Ocak ayı ortasında DMO tarafından IKBY'nin başkenti Erbil'de Kürt iş adamı Peşrev Dizayi'nin evine düzenlenen füze saldırısının ardından, hedef alınan yerin İsrail gizli servisi Mossad’ın karargâhı olduğu iddia edildi.
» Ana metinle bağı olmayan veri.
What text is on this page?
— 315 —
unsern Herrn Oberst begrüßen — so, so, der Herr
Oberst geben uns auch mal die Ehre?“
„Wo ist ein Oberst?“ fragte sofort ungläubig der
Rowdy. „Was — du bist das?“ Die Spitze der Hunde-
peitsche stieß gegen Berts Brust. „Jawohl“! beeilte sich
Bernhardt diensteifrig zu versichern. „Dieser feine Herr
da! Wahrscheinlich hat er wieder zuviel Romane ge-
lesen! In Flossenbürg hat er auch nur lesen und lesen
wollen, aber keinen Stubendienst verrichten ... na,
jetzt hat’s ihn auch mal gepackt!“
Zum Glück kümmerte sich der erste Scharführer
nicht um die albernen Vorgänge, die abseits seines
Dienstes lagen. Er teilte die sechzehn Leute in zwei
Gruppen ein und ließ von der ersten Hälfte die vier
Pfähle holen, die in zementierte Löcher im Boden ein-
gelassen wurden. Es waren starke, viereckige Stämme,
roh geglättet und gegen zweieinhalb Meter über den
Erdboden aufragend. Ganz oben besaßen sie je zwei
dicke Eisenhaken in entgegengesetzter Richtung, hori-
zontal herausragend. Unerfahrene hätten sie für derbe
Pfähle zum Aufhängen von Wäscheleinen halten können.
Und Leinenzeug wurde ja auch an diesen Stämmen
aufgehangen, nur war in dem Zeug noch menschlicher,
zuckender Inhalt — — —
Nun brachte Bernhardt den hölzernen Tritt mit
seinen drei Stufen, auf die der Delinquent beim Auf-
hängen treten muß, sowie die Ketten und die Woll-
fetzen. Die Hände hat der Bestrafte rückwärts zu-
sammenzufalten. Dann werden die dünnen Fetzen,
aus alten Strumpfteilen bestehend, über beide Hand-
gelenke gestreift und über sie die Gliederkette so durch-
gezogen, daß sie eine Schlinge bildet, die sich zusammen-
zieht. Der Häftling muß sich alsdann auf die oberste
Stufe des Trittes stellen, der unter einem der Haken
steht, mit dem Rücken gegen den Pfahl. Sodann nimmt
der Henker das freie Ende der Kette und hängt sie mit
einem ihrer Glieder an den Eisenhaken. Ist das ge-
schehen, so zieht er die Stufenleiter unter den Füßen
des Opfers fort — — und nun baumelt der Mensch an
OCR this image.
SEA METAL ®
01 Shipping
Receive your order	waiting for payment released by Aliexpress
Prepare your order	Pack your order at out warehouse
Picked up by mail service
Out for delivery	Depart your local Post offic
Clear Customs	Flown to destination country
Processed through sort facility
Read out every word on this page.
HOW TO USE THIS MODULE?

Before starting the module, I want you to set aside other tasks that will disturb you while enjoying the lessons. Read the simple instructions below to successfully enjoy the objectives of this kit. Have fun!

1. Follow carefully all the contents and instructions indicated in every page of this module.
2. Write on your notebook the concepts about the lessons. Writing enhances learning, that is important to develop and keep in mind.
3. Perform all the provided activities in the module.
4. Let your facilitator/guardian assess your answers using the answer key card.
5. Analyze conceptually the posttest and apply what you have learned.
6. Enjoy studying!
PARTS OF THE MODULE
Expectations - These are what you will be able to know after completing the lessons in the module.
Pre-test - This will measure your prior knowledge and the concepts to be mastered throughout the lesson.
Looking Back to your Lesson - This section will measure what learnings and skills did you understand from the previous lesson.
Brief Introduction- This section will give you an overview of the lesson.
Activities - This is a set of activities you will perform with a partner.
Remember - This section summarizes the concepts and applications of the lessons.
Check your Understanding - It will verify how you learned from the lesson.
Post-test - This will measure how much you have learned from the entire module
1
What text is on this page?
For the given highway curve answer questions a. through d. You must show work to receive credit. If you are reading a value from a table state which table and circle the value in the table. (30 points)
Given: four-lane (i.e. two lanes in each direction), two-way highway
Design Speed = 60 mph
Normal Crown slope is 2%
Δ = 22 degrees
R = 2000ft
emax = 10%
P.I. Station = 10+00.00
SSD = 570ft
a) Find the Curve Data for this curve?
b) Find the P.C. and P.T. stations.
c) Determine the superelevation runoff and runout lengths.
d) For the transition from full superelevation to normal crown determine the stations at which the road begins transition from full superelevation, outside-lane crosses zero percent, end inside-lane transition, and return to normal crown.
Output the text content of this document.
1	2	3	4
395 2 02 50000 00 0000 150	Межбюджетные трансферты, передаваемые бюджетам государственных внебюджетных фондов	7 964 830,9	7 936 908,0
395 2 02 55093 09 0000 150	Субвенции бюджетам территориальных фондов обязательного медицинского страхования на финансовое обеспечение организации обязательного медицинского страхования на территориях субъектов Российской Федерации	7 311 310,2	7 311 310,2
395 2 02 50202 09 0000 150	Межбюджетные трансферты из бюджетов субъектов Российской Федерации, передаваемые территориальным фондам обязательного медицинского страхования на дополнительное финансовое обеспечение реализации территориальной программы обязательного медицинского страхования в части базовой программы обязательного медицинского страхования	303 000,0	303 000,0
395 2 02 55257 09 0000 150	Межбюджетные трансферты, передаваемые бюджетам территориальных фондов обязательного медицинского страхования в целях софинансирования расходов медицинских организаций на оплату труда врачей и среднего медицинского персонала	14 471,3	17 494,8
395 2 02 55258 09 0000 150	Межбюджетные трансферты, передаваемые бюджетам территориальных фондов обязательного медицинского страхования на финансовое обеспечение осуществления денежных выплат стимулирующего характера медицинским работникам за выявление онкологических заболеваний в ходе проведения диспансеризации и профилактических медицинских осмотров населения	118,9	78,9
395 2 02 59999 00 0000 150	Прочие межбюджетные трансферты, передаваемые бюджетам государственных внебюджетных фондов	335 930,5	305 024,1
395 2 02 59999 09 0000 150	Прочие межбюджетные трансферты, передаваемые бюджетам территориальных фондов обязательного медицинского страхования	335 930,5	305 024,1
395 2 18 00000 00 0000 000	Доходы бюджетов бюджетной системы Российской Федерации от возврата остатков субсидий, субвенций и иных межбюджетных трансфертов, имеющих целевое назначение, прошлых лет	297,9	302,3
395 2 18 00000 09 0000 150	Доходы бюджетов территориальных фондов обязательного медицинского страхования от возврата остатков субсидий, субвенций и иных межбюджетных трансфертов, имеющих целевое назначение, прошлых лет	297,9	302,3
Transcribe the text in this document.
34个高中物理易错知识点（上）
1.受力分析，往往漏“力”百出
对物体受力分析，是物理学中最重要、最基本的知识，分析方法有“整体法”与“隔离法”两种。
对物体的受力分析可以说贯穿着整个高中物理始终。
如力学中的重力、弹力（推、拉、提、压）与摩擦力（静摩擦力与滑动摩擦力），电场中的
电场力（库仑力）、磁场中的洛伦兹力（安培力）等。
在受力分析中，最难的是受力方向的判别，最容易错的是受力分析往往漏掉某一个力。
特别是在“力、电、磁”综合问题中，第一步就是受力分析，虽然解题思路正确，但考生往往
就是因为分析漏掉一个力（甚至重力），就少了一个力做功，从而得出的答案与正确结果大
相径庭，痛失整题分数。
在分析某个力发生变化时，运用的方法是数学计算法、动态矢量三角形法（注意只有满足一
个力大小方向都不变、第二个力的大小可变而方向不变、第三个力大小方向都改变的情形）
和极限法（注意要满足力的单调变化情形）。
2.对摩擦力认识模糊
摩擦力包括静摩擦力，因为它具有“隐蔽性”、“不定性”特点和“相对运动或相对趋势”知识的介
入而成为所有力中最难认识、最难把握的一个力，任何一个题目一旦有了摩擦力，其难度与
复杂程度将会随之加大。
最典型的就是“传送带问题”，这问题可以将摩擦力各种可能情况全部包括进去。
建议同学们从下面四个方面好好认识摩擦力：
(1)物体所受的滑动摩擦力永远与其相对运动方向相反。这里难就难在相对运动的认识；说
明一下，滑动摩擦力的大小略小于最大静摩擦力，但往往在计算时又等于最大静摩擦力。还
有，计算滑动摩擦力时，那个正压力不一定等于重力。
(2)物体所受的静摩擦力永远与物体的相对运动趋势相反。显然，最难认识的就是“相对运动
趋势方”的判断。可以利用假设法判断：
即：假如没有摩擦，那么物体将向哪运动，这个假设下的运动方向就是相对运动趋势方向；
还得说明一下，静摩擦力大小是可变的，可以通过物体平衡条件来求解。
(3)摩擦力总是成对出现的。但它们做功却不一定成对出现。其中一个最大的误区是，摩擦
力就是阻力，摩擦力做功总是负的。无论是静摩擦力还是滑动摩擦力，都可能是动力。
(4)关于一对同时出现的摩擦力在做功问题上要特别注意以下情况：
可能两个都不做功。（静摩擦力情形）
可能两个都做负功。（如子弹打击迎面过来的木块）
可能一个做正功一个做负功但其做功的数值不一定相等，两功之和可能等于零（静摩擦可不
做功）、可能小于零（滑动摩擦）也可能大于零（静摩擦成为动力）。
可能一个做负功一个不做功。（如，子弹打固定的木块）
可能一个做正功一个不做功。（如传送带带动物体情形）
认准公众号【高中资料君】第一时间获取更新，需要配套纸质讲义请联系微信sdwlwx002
Bu iddia, IKBY yetkilileri tarafından yalanlandı ve İran, IKBY'nin güvenliğini, ekonomisini ve istikrarını hedef almakla suçlandı. Bu sırada İran, bölgedeki güçleriyle de irili ufaklı saldırılarını sürdürdü.

Yeni partinin beklenen lideri Ethem Barzani, KDP lideri Mesud Barzani’nin amcası olan Şeyh Osman Ahmed Barzani'nin oğlu. 1980'lerin başından itibaren İran-Irak Savaşı'nın başlamasıyla birlikte, Ethem Barzani Kürdistan bölgesinde İran’ın desteğiyle ilk Devrimci Hizbullah’ı kurdu.

TAHRAN’IN GÜDÜMÜNDE

1991’de Kürtlerin kuzeyde fiili özerk bölge elde etmesinin ardından, bu silahlı parti neredeyse ortadan kayboldu. 1992'de yapılan genel seçimlerle birlikte Kuzey Irak’ta siyasi arena iki ana partinin (KDP ve KYB) tekelinde kaldı.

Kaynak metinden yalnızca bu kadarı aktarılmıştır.